Saturday, September 27, 2008

Where the Psalms Meet Heavy Metal


I've come to believe that even heavy metal is kind of like praying the Psalms, where you are crying out in a loud voice and moving through moments of great passion.

Those are the surprising words of renowned Chicago violinist and one-time prodigy Rachel Barton Pine. Besides being a Bach fan, Pine is a speed metal devotee. She had her dressmaker sew the logos of Led Zeppelin, Rush, ACDC, Anthrax, Metallica, Megadeath, and Slayer on her violin case. (Check out her album Stringendo: Storming the Citadel for a taste of her string interpretations of headbanging rock.)

On second thought, Pine’s comparison between the Psalmist’s cries of anger and anguish to metal music shouldn’t surprise us. Chicagoans will remember that when Pine was 20, the rising star’s violin case got caught in the doors of a Metra train. She was dragged some distance and one leg was severed by the train’s wheels.

I’m sure that both those metal bands and the Psalms connected to the emotional hell of her period of accident and recovery. I met Pine earlier this year at the University of Chicago’s Rockefeller Chapel where we were both participating in a performance of Franz Joseph Haydn’s The Seven Last Words of Christ. I offered the spoken meditation on “Into thy hands I commit my spirit,” and Pine played in the string quartet. Haydn’s music also touches the deepest moments of anguish and suffering. Violist Richard Young, who has been playing the piece for decades, told me after the performance that Pine had captured the work’s spirit perfectly.

Pine talks about her faith in God and its place in her music in a wonderful human-interest piece by Chicago religion journalist Judy Valente.
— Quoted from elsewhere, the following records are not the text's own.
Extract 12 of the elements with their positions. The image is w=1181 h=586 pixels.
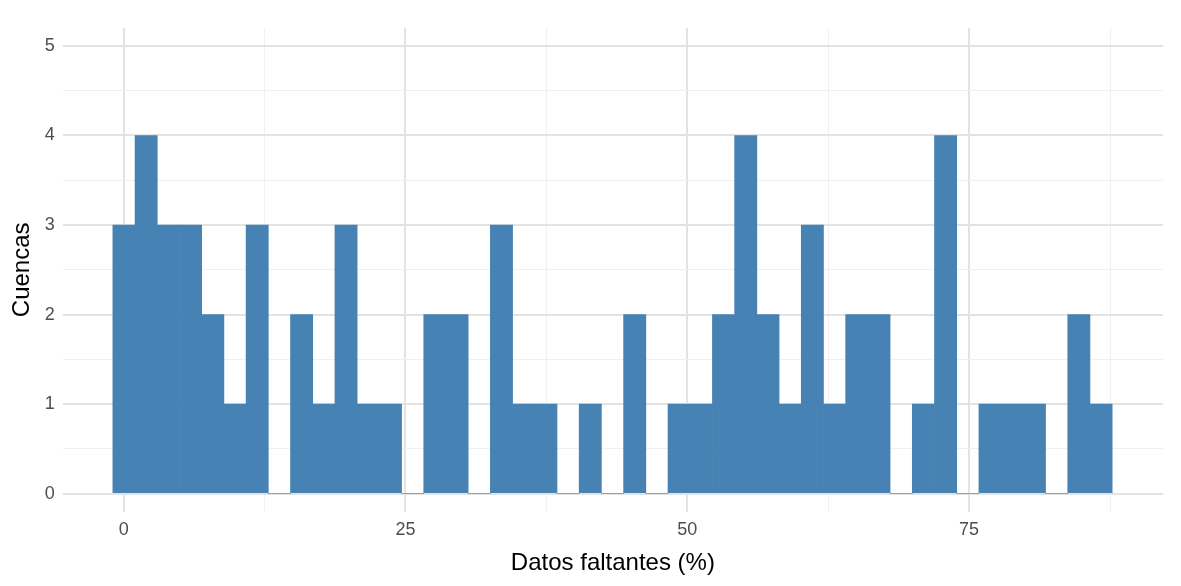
y-tick-label: 0	[44, 482, 55, 503]
x-tick-label: 25	[395, 519, 416, 540]
x-tick-label: 75	[959, 519, 980, 540]
y-tick-label: 3	[44, 213, 55, 234]
y-tick-label: 5	[44, 34, 55, 55]
y-axis-title: Cuencas	[7, 222, 35, 318]
y-tick-label: 1	[44, 393, 55, 414]
x-tick-label: 0	[118, 519, 129, 540]
y-tick-label: 4	[44, 124, 55, 145]
x-tick-label: 50	[677, 519, 698, 540]
x-axis-title: Datos faltantes (%)	[510, 548, 715, 576]
y-tick-label: 2	[44, 303, 55, 324]
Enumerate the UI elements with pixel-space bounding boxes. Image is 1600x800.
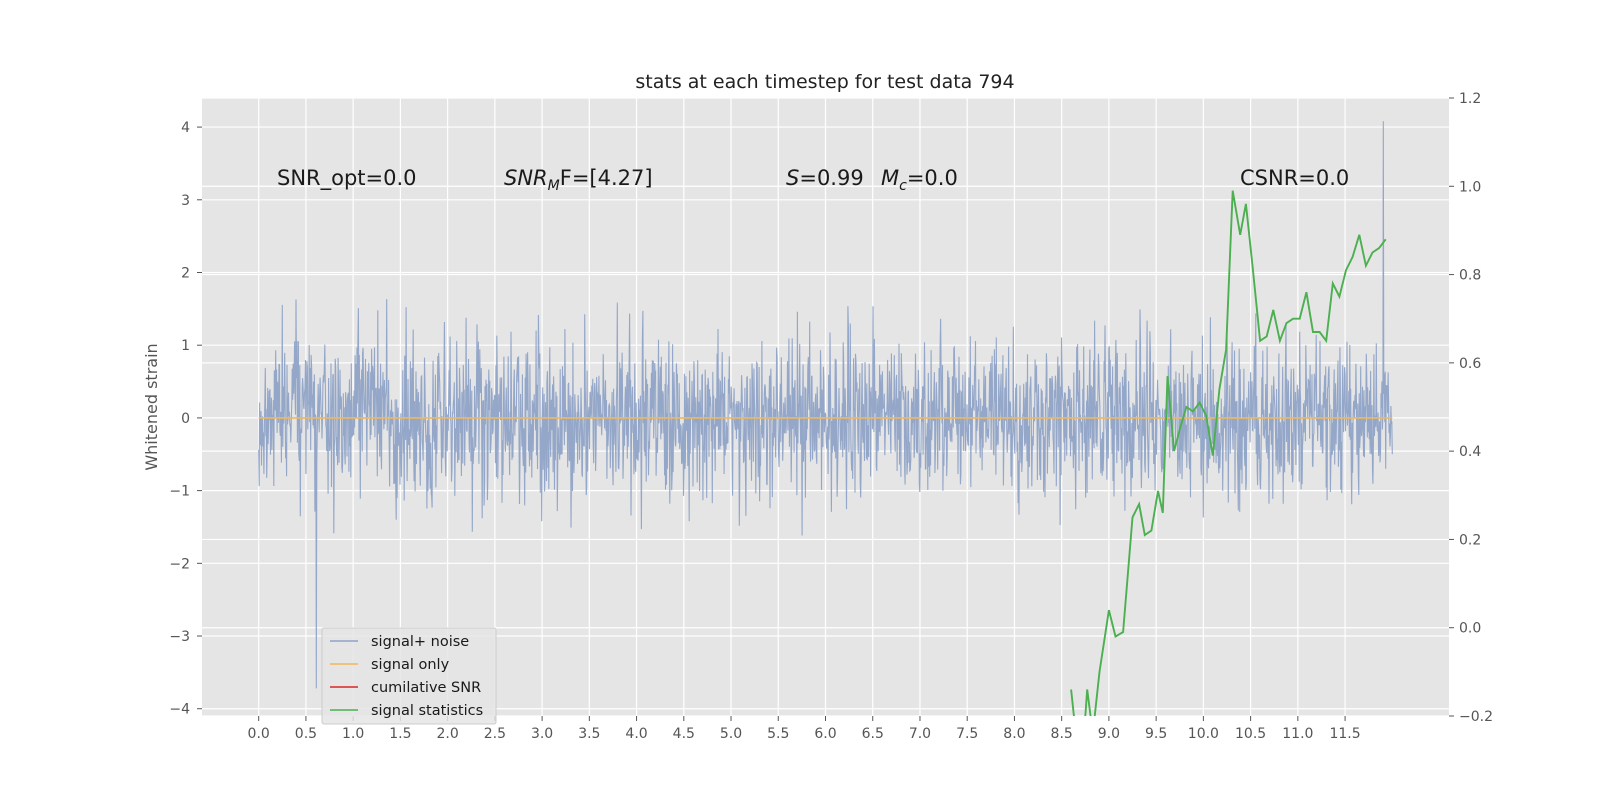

The piece ran on this morning’s "Religion & Ethics Newsweekly." If you missed it, you can watch the video on their website.

The closing words belong Rachel Barton Pine:

The one thing I've learned is that the way to get through challenges is just to ask God not to change what's happening, not to make it OK, but just simply to be with me, be with me in the worst of times and to be with me in the best of times.


Related links:
Rachel Baron Pine
Religion & Ethics Newsweekly
The Vermeer Quartet

1 comment:

L.L. Barkat said...

Reminds me a little of a story from my father... he believes his first real prayer was an expletive cry of anger towards God that he expressed while still an atheist, as he drove away from the reality of his failed marriage.

A kind of heavy-metal prayer, if you will.